Latest update March 26th, 2025 6:54 AM
Feb 21, 2018 News
The forest sector faced several challenges in 2017, among them being a lower overall global demand, lower prices for tropical timber products, and a general contracting of international markets.
Concurrently, several large forest concessions have reverted to the state for reasons including: following expiration and non-renewal; and actions taken on others which were non-compliant with the terms and conditions of contractual obligation to the state, according to a Guyana Forestry Commission (GFC) report of the Board of Directors on its work last year.
Over the past 10 years, the forest sector as a whole employed about 20,000 persons, with approximately 4,500 persons employed at the community forestry association level.
The sector has contributed approximately US$40M-US$60M in export value over the past 10 years and has contributed a production level of timber and plywood of 400,000m3 to 500,000m3 annually. Historic levels have fluctuated within these ranges over the past five years.

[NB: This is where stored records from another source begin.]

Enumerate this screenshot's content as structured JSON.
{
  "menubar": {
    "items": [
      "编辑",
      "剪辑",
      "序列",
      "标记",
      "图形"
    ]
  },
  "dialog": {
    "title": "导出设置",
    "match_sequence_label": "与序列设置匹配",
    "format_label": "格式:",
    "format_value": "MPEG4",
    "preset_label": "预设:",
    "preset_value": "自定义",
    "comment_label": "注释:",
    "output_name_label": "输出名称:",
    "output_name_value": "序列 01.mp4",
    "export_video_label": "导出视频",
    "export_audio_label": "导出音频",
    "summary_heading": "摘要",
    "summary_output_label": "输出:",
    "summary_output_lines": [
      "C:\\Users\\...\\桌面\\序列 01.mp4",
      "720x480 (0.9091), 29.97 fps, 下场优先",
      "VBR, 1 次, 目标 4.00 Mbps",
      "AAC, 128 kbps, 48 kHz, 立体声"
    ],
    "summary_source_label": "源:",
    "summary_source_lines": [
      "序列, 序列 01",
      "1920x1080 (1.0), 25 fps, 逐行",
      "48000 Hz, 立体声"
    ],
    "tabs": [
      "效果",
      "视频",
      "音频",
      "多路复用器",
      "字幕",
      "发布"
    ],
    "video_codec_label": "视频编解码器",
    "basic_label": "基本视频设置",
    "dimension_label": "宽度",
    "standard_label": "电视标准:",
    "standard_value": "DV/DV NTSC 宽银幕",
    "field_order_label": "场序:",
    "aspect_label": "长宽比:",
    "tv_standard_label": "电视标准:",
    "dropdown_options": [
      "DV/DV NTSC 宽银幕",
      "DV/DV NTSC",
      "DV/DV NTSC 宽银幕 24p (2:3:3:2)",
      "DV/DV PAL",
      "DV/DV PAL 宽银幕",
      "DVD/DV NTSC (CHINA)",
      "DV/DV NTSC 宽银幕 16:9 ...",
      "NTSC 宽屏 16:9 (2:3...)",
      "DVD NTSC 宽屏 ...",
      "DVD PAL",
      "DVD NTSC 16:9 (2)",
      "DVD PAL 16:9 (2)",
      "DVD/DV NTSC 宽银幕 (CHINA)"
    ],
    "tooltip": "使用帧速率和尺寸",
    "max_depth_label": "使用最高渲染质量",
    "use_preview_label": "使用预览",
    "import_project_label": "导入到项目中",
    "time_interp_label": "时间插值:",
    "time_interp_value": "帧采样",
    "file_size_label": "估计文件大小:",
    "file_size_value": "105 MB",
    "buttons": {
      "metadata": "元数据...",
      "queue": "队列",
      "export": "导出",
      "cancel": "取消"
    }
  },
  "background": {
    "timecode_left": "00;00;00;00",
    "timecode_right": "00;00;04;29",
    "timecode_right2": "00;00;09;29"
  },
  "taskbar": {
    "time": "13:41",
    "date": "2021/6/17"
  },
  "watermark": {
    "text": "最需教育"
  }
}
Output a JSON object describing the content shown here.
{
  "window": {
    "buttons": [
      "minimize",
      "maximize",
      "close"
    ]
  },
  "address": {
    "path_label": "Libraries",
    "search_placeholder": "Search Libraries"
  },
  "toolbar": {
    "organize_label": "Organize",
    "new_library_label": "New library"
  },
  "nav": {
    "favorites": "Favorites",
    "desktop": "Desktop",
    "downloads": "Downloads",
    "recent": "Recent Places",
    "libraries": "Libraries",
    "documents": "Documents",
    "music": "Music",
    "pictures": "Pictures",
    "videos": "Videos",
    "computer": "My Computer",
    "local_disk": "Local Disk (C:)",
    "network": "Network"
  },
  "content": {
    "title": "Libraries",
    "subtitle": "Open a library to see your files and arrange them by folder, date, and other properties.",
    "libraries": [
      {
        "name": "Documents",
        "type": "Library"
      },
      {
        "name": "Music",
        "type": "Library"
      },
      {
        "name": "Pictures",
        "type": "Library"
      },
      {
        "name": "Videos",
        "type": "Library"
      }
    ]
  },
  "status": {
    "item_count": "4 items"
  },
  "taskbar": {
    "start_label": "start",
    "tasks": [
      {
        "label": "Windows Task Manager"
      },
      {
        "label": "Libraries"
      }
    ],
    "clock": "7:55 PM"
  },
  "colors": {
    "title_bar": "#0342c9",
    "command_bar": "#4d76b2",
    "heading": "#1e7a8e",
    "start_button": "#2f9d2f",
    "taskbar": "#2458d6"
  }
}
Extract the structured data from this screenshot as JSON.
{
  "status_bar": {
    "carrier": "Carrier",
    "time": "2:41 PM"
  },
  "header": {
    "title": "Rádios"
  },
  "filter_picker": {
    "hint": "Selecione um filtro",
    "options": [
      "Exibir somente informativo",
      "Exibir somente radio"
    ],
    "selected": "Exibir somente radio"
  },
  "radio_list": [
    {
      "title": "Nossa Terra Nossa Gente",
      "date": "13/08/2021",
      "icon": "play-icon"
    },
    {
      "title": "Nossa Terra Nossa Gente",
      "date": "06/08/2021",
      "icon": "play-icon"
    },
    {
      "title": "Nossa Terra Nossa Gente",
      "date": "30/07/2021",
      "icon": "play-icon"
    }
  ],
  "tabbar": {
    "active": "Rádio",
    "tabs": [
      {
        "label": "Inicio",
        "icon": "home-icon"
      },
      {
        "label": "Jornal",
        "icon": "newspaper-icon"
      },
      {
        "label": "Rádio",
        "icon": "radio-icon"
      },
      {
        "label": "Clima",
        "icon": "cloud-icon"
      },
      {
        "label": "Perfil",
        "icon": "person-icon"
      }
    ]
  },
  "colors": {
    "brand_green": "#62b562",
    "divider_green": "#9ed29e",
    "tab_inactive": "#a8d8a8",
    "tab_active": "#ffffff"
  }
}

Last year, a total production level of 377,111m3 was recorded as compared with 353,495m3 for January to December 2016 – this represented a seven percent increase in 2017 total production level. GFC is projecting, for 2018, some 400,000m3.
Total log exports for 2017 were recorded at US$14.6M and this compares to US$16.2M the previous year.
The highest revenue earner for the year for the forest sector was sawn lumber which recorded US$16.5M and this compares to US$18.8M in 2016.
The main products which saw increases from 2016 to 2017 are Splitwood which increased from the 2016 total revenue position of US$1.9M and moved to US$3.6M in 2017; also plywood increased from US$1.3M in 2016 to US$1.4M in 2017.
Last year, the total export value was US$39.1M, while total export revenue for 2016 totaled US$41.9M (a 6.7% decrease in 2017). Projected value for 2018 is US$41.5 M
Total GFC revenues for 2017 were approximately $1.1B compared to the budget of $1.3413M.
“It should be noted that the 2017 revenue budget was based on the assumption that the stumpage value system of charging revenue would have been implemented. However the actual system that applied in 2017 was the existing revenue system of charging royalty and acreage fees and this was a significant reason for the shortfall,” GFC’s board reported.
“Total expenses were approximately $1.287B compared to budget of $1.327B. The shortfall has been met partially from GFC savings. The revenue budget for 2018 is tagged at $ 1.366B and expenses $ 1.365B.”